Dao – path; way; the way of nature or the universe; the process of being in congruence and balance with that way; the source that created, creates, and nourishes all things; absolute ultimate reality itself
The Little Tree
Jodi and I were headed into Walmart to burn some time before the library opened one morning in mid December. As we drove in front of the store to go park, we passed the Christmas trees.
“Oh, those small Christmas trees are so cute,” she said.
“Yeah, but I don’t do Christmas trees. Well, not anymore. I used to. As a kid, I used to get a small Christmas tree and put it in my room,” I replied.
“You did? That’s cute.”
“Yep. I’d go out in the woods and find that little pine tree that no one would want and I’d cut it down with the thought, ‘Oh little tree, I’ll love you even if others won’t.’ Kinda selfish when I think about it. I went out there and cut down this little pine tree, essentially ending its life, with the thought that I was somehow saving it. Had I just left it alone, it would have maybe grown up.”
Time
My dad gave me a Franklin Day Planner early on in my life. It came with some cassette tapes of a seminar that Hyrum Smith gave on the use of the planner. Though, it wasn’t really about the use of the planner. It was about the use of your life. In the seminar Hyrum has a little parable about time, which you can also find on his website:
If I were to stop you on the street and say, “Excuse me, what time is it?” What would you do? You’d probably look at your watch and say, “It’s a quarter to three,” or some such thing. But if I were to stop you on the street and say the same words but in a different order, “Time, what is it?” you’d probably look at me as if I were crazy. In America we don’t usually stop people on the street and ask them philosophical questions. What is time? What good is time? How would you define it?
Saint Augustine once tried to answer this question. He said: “For what is Time? Who is able easily and briefly to explain it?…Surely we understand well enough when we speak of it. What then is time? If nobody asks me, I know; but if I were desirous to explain it to someone-plainly I know not.”
I never really used it, the planner, until I was about 30. I stopped using it when we sold our business. At that point, I didn’t really need to “manage” my time/life anymore. It sort of self-managed.
Performance Training for Life
I happened upon a post by some professional climber: Ten Training Tips for Lifelong Athletes. I don’t climb, but found his blog by happenstance. Good advice for life, even if you aren’t an athlete.

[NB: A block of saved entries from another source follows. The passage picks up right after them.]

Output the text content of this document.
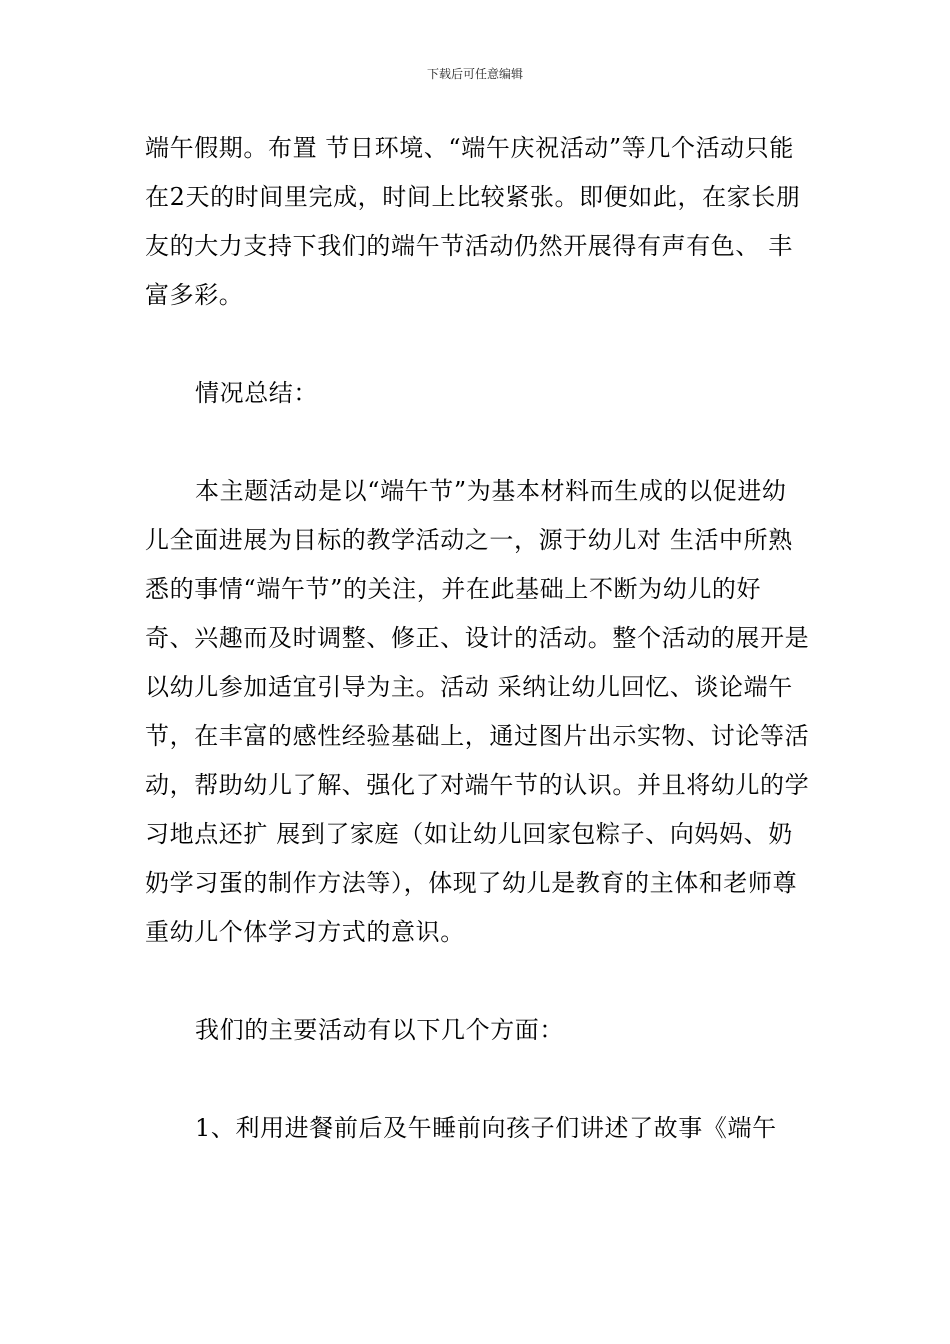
下载后可任意编辑

端午假期。布置 节日环境、“端午庆祝活动”等几个活动只能在2天的时间里完成，时间上比较紧张。即便如此，在家长朋友的大力支持下我们的端午节活动仍然开展得有声有色、 丰富多彩。

情况总结：

本主题活动是以“端午节”为基本材料而生成的以促进幼儿全面进展为目标的教学活动之一，源于幼儿对 生活中所熟悉的事情“端午节”的关注，并在此基础上不断为幼儿的好奇、兴趣而及时调整、修正、设计的活动。整个活动的展开是以幼儿参加适宜引导为主。活动 采纳让幼儿回忆、谈论端午节，在丰富的感性经验基础上，通过图片出示实物、讨论等活动，帮助幼儿了解、强化了对端午节的认识。并且将幼儿的学习地点还扩 展到了家庭（如让幼儿回家包粽子、向妈妈、奶奶学习蛋的制作方法等），体现了幼儿是教育的主体和老师尊重幼儿个体学习方式的意识。

我们的主要活动有以下几个方面：

1、利用进餐前后及午睡前向孩子们讲述了故事《端午
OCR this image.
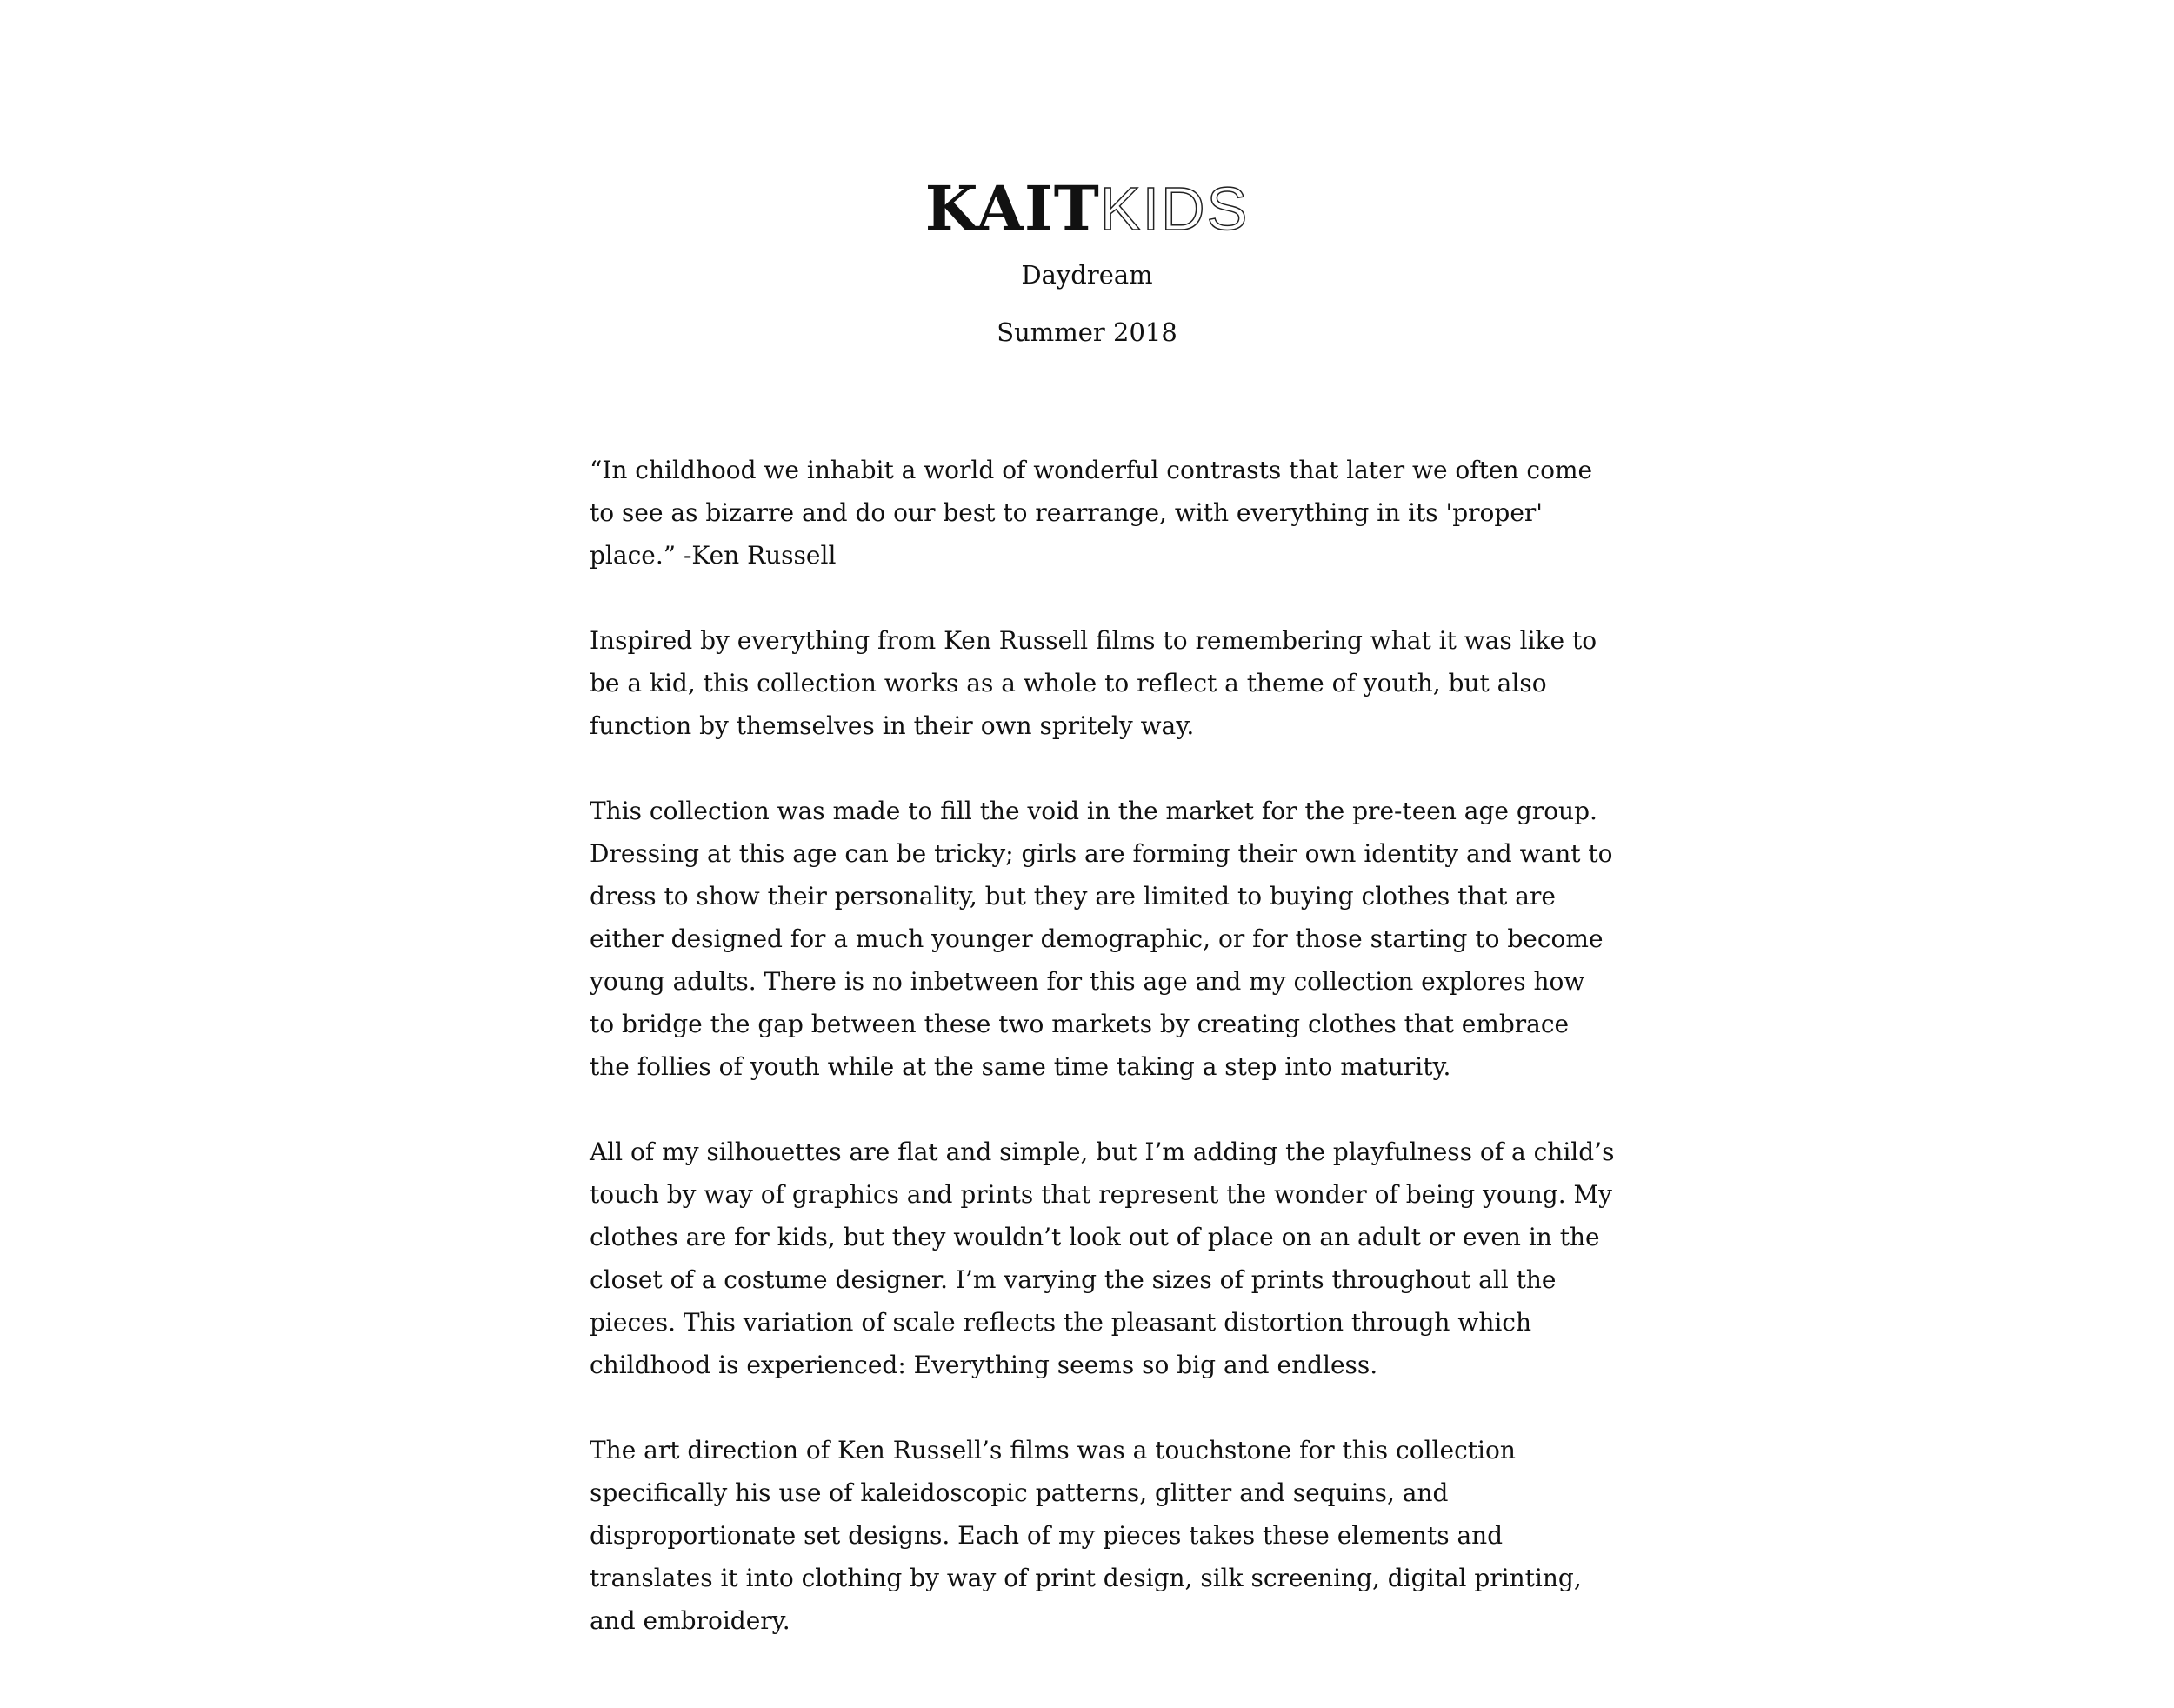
KAITKIDS
Daydream
Summer 2018

“In childhood we inhabit a world of wonderful contrasts that later we often come to see as bizarre and do our best to rearrange, with everything in its 'proper' place.” -Ken Russell

Inspired by everything from Ken Russell films to remembering what it was like to be a kid, this collection works as a whole to reflect a theme of youth, but also function by themselves in their own spritely way.

This collection was made to fill the void in the market for the pre-teen age group. Dressing at this age can be tricky; girls are forming their own identity and want to dress to show their personality, but they are limited to buying clothes that are either designed for a much younger demographic, or for those starting to become young adults. There is no inbetween for this age and my collection explores how to bridge the gap between these two markets by creating clothes that embrace the follies of youth while at the same time taking a step into maturity.

All of my silhouettes are flat and simple, but I’m adding the playfulness of a child’s touch by way of graphics and prints that represent the wonder of being young. My clothes are for kids, but they wouldn’t look out of place on an adult or even in the closet of a costume designer. I’m varying the sizes of prints throughout all the pieces. This variation of scale reflects the pleasant distortion through which childhood is experienced: Everything seems so big and endless.

The art direction of Ken Russell’s films was a touchstone for this collection specifically his use of kaleidoscopic patterns, glitter and sequins, and disproportionate set designs. Each of my pieces takes these elements and translates it into clothing by way of print design, silk screening, digital printing, and embroidery.
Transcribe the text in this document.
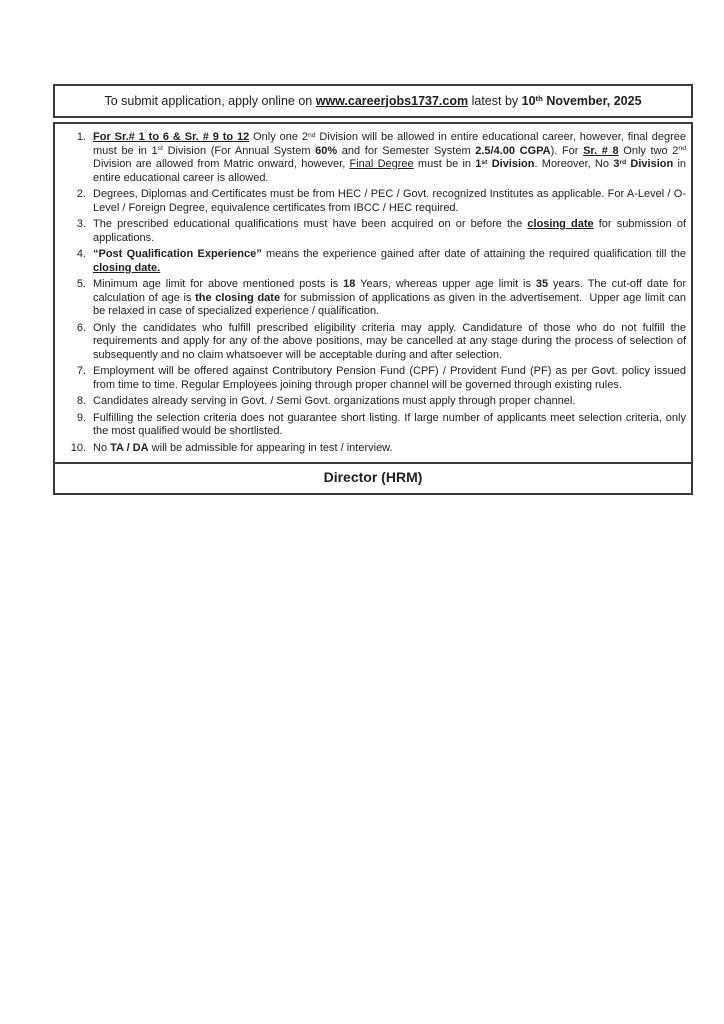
To submit application, apply online on www.careerjobs1737.com latest by 10th November, 2025

1. For Sr.# 1 to 6 & Sr. # 9 to 12 Only one 2nd Division will be allowed in entire educational career, however, final degree must be in 1st Division (For Annual System 60% and for Semester System 2.5/4.00 CGPA). For Sr. # 8 Only two 2nd Division are allowed from Matric onward, however, Final Degree must be in 1st Division. Moreover, No 3rd Division in entire educational career is allowed.
2. Degrees, Diplomas and Certificates must be from HEC / PEC / Govt. recognized Institutes as applicable. For A-Level / O-Level / Foreign Degree, equivalence certificates from IBCC / HEC required.
3. The prescribed educational qualifications must have been acquired on or before the closing date for submission of applications.
4. “Post Qualification Experience” means the experience gained after date of attaining the required qualification till the closing date.
5. Minimum age limit for above mentioned posts is 18 Years, whereas upper age limit is 35 years. The cut-off date for calculation of age is the closing date for submission of applications as given in the advertisement.  Upper age limit can be relaxed in case of specialized experience / qualification.
6. Only the candidates who fulfill prescribed eligibility criteria may apply. Candidature of those who do not fulfill the requirements and apply for any of the above positions, may be cancelled at any stage during the process of selection of subsequently and no claim whatsoever will be acceptable during and after selection.
7. Employment will be offered against Contributory Pension Fund (CPF) / Provident Fund (PF) as per Govt. policy issued from time to time. Regular Employees joining through proper channel will be governed through existing rules.
8. Candidates already serving in Govt. / Semi Govt. organizations must apply through proper channel.
9. Fulfilling the selection criteria does not guarantee short listing. If large number of applicants meet selection criteria, only the most qualified would be shortlisted.
10. No TA / DA will be admissible for appearing in test / interview.
Director (HRM)
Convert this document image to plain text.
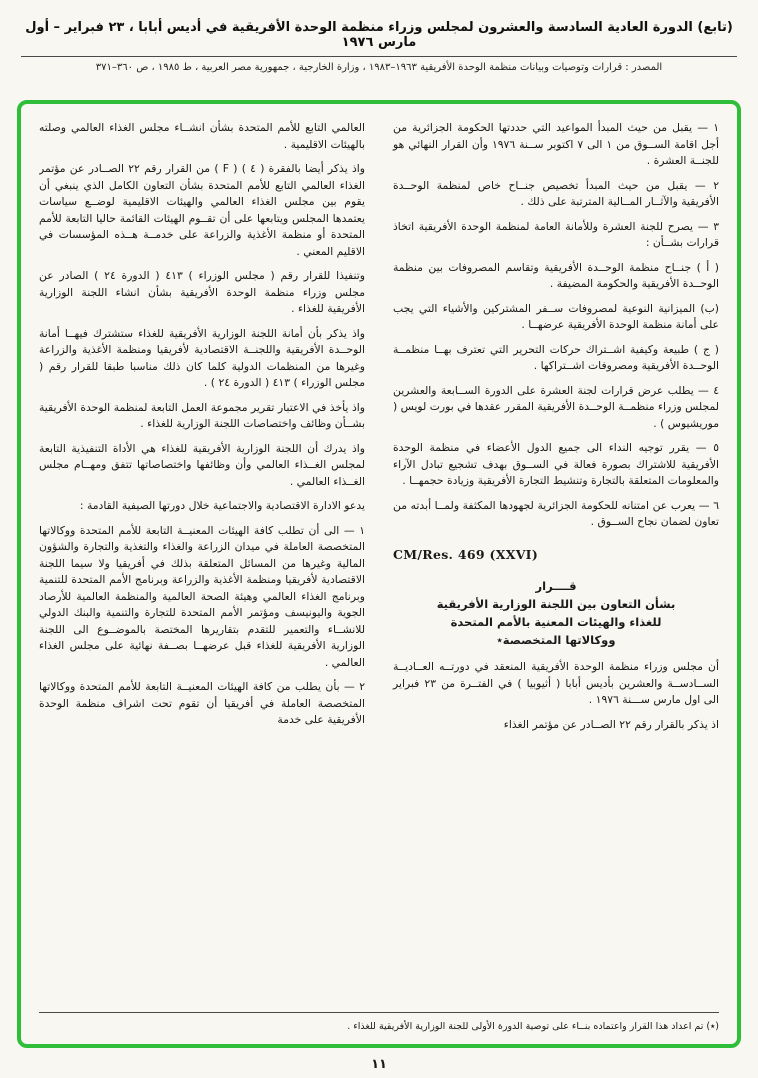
(تابع) الدورة العادية السادسة والعشرون لمجلس وزراء منظمة الوحدة الأفريقية في أديس أبابا ، ٢٣ فبراير – أول مارس ١٩٧٦
المصدر : قرارات وتوصيات وبيانات منظمة الوحدة الأفريقية ١٩٦٣–١٩٨٣ ، وزارة الخارجية ، جمهورية مصر العربية ، ط ١٩٨٥ ، ص ٣٦٠–٣٧١

١ — يقبل من حيث المبدأ المواعيد التي حددتها الحكومة الجزائرية من أجل اقامة الســوق من ١ الى ٧ اكتوبر ســنة ١٩٧٦ وأن القرار النهائي هو للجنــة العشرة .

٢ — يقبل من حيث المبدأ تخصيص جنــاح خاص لمنظمة الوحــدة الأفريقية والآثــار المــالية المترتبة على ذلك .

٣ — يصرح للجنة العشرة وللأمانة العامة لمنظمة الوحدة الأفريقية اتخاذ قرارات بشــأن :

( أ ) جنــاح منظمة الوحــدة الأفريقية وتقاسم المصروفات بين منظمة الوحــدة الأفريقية والحكومة المضيفة .

(ب) الميزانية النوعية لمصروفات ســفر المشتركين والأشياء التي يجب على أمانة منظمة الوحدة الأفريقية عرضهــا .

( ج ) طبيعة وكيفية اشــتراك حركات التحرير التي تعترف بهــا منظمــة الوحــدة الأفريقية ومصروفات اشــتراكها .

٤ — يطلب عرض قرارات لجنة العشرة على الدورة الســابعة والعشرين لمجلس وزراء منظمــة الوحــدة الأفريقية المقرر عقدها في بورت لويس ( موريشيوس ) .

٥ — يقرر توجيه النداء الى جميع الدول الأعضاء في منظمة الوحدة الأفريقية للاشتراك بصورة فعالة في الســوق بهدف تشجيع تبادل الآراء والمعلومات المتعلقة بالتجارة وتنشيط التجارة الأفريقية وزيادة حجمهــا .

٦ — يعرب عن امتنانه للحكومة الجزائرية لجهودها المكثفة ولمــا أبدته من تعاون لضمان نجاح الســوق .

CM/Res. 469 (XXVI)
قــــرار
بشأن التعاون بين اللجنة الوزارية الأفريقية
للغذاء والهيئات المعنية بالأمم المتحدة
ووكالاتها المتخصصة٭

أن مجلس وزراء منظمة الوحدة الأفريقية المنعقد في دورتــه العــاديــة الســادســة والعشرين بأديس أبابا ( أثيوبيا ) في الفتــرة من ٢٣ فبراير الى اول مارس ســـنة ١٩٧٦ .

اذ يذكر بالقرار رقم ٢٢ الصــادر عن مؤتمر الغذاء

العالمي التابع للأمم المتحدة بشأن انشــاء مجلس الغذاء العالمي وصلته بالهيئات الاقليمية .

واذ يذكر أيضا بالفقرة ( ٤ ) ( F ) من القرار رقم ٢٢ الصــادر عن مؤتمر الغذاء العالمي التابع للأمم المتحدة بشأن التعاون الكامل الذي ينبغي أن يقوم بين مجلس الغذاء العالمي والهيئات الاقليمية لوضــع سياسات يعتمدها المجلس ويتابعها على أن تقــوم الهيئات القائمة حاليا التابعة للأمم المتحدة أو منظمة الأغذية والزراعة على خدمــة هــذه المؤسسات في الاقليم المعني .

وتنفيذا للقرار رقم ( مجلس الوزراء ) ٤١٣ ( الدورة ٢٤ ) الصادر عن مجلس وزراء منظمة الوحدة الأفريقية بشأن انشاء اللجنة الوزارية الأفريقية للغذاء .

واذ يذكر بأن أمانة اللجنة الوزارية الأفريقية للغذاء ستشترك فيهــا أمانة الوحــدة الأفريقية واللجنــة الاقتصادية لأفريقيا ومنظمة الأغذية والزراعة وغيرها من المنظمات الدولية كلما كان ذلك مناسبا طبقا للقرار رقم ( مجلس الوزراء ) ٤١٣ ( الدورة ٢٤ ) .

واذ يأخذ في الاعتبار تقرير مجموعة العمل التابعة لمنظمة الوحدة الأفريقية بشــأن وظائف واختصاصات اللجنة الوزارية للغذاء .

واذ يدرك أن اللجنة الوزارية الأفريقية للغذاء هي الأداة التنفيذية التابعة لمجلس الغــذاء العالمي وأن وظائفها واختصاصاتها تتفق ومهــام مجلس الغــذاء العالمي .

يدعو الادارة الاقتصادية والاجتماعية خلال دورتها الصيفية القادمة :

١ — الى أن تطلب كافة الهيئات المعنيــة التابعة للأمم المتحدة ووكالاتها المتخصصة العاملة في ميدان الزراعة والغذاء والتغذية والتجارة والشؤون المالية وغيرها من المسائل المتعلقة بذلك في أفريقيا ولا سيما اللجنة الاقتصادية لأفريقيا ومنظمة الأغذية والزراعة وبرنامج الأمم المتحدة للتنمية وبرنامج الغذاء العالمي وهيئة الصحة العالمية والمنظمة العالمية للأرصاد الجوية واليونيسف ومؤتمر الأمم المتحدة للتجارة والتنمية والبنك الدولي للانشــاء والتعمير للتقدم بتقاريرها المختصة بالموضــوع الى اللجنة الوزارية الأفريقية للغذاء قبل عرضهــا بصــفة نهائية على مجلس الغذاء العالمي .

٢ — بأن يطلب من كافة الهيئات المعنيــة التابعة للأمم المتحدة ووكالاتها المتخصصة العاملة في أفريقيا أن تقوم تحت اشراف منظمة الوحدة الأفريقية على خدمة

(٭) تم اعداد هذا القرار واعتماده بنــاء على توصية الدورة الأولى للجنة الوزارية الأفريقية للغذاء .
١١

What’s All This Got to do with Daoism?
I read The Tao of Pooh by Benjamin Hoff some years ago. I’ve re-read it numerous times since. You’ll find it on my list of books. I never really researched or investigated Daoism (or the old spelling Taoism) until recently. I’m no expert, but what I learned was that several thousand years ago, some Chinese guy got fed up with all the crap going on in China. He went to leave and someone asked him to write down his wisdom. The Dao De Jing was the result. It implores us to live according to nature. Purely. Simply. Pursue nothing that does not benefit everything. Look first to yourself for explanations of your problems.
It made me think of the reasons why I desired to sail on the oceans and now do long hikes. I’m certainly no expert on sailing or hiking, but there’s a peace and serenity on the water and in nature. To sail or hike successfully, one must flow with the ocean, nature, and not against it.
In my search for epistemological and ontological truth, I wandered into it. I suppose it was there all the time. I had to simply accept it.
Like the tree, time, and training, one must live in congruence with nature, using his/her time wisely to practice living in congruence with nature to use his/her time wisely.